Timing of chick development
Little is known about the length and timing of different phases of chick development in Chestnut-backed Chickadees. Weekly monitoring is not sufficient to determine exact timing. However, the ESNERR nest boxes lend themselves ideally to such a study by a volunteer or local student able to invest the time in checking and recording chick stages (naked, “in pin”, fully-feathered, etc.) on a daily basis, for ten or more nests.
Mice and nesting birds
Our results revealed a negative correlation between occupancy of boxes by nesting mice and birds in most years, suggesting that birds avoid nest boxes occupied by mice at any point in the season. Removing nesting mice once they have young is inappropriate on an ecological reserve, whose mission is to protect all native species. Therefore, we will focus efforts on prevention. To increase the number of nesting birds in these woodlands, we are rigorously testing simple and inexpensive mouse proofing designed by volunteer J. Stacey from soft-sheet plastic. If over time our results reveal a decrease in mouse nests (but not bird nests) in boxes with plastic surrounding the entrance hole, this will be a useful result for nest box studies at ESNERR and elsewhere.

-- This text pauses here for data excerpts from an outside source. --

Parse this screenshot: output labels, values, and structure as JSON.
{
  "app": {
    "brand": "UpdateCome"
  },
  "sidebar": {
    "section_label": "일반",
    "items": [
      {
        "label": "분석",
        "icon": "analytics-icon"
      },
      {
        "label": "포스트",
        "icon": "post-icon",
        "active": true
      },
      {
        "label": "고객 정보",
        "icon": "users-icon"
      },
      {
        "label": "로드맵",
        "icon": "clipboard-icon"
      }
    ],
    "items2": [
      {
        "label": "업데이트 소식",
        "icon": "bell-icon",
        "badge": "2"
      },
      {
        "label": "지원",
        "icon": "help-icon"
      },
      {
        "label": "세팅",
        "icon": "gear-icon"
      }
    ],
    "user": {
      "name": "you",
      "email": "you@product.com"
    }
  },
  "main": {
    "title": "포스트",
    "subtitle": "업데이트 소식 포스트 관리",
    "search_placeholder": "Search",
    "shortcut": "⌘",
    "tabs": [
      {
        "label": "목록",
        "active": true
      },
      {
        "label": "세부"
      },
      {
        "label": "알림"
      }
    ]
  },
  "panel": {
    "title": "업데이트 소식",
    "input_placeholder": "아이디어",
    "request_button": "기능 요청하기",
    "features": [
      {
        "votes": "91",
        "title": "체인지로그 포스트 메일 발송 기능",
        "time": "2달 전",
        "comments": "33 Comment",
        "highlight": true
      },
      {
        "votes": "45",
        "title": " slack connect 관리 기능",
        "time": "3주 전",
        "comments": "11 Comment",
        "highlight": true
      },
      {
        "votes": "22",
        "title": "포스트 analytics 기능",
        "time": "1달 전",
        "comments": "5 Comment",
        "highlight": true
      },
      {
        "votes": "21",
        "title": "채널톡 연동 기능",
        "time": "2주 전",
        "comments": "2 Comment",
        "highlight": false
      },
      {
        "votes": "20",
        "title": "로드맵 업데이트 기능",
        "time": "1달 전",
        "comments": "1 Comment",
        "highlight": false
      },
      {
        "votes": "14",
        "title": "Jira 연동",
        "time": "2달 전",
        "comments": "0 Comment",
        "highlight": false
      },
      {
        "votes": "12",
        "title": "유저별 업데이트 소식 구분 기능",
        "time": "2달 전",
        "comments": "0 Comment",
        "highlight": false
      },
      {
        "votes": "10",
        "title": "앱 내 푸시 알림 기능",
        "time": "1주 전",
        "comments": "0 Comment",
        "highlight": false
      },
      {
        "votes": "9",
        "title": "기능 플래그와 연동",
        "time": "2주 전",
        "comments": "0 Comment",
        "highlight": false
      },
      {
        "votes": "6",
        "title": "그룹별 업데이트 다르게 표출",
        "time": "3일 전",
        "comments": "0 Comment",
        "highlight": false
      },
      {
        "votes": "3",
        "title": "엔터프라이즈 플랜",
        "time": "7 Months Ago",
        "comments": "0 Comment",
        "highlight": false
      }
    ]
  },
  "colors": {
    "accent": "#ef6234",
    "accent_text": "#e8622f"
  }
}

Chickadees as bioindicators
We observed changes in the timing of reproduction among years, suggesting that chickadee nesting may vary in response to environmental differences. While these short-term trends may simply reflect non-directional year-to-year variation, the sensitivity of this index suggests that it may be useful for assessing long-term trends, such as climate warming or prey declines.
Based on moderate to very high hatching rate and very high fledging rates observed and the absence of parasites, we conclude that the ESNERR oak woodlands are in good health, at least with regard to nesting cavity-nesting birds. Tracking reproductive success and parasitism in the future will be one good way of keeping our finger on the pulse of our oak woodlands.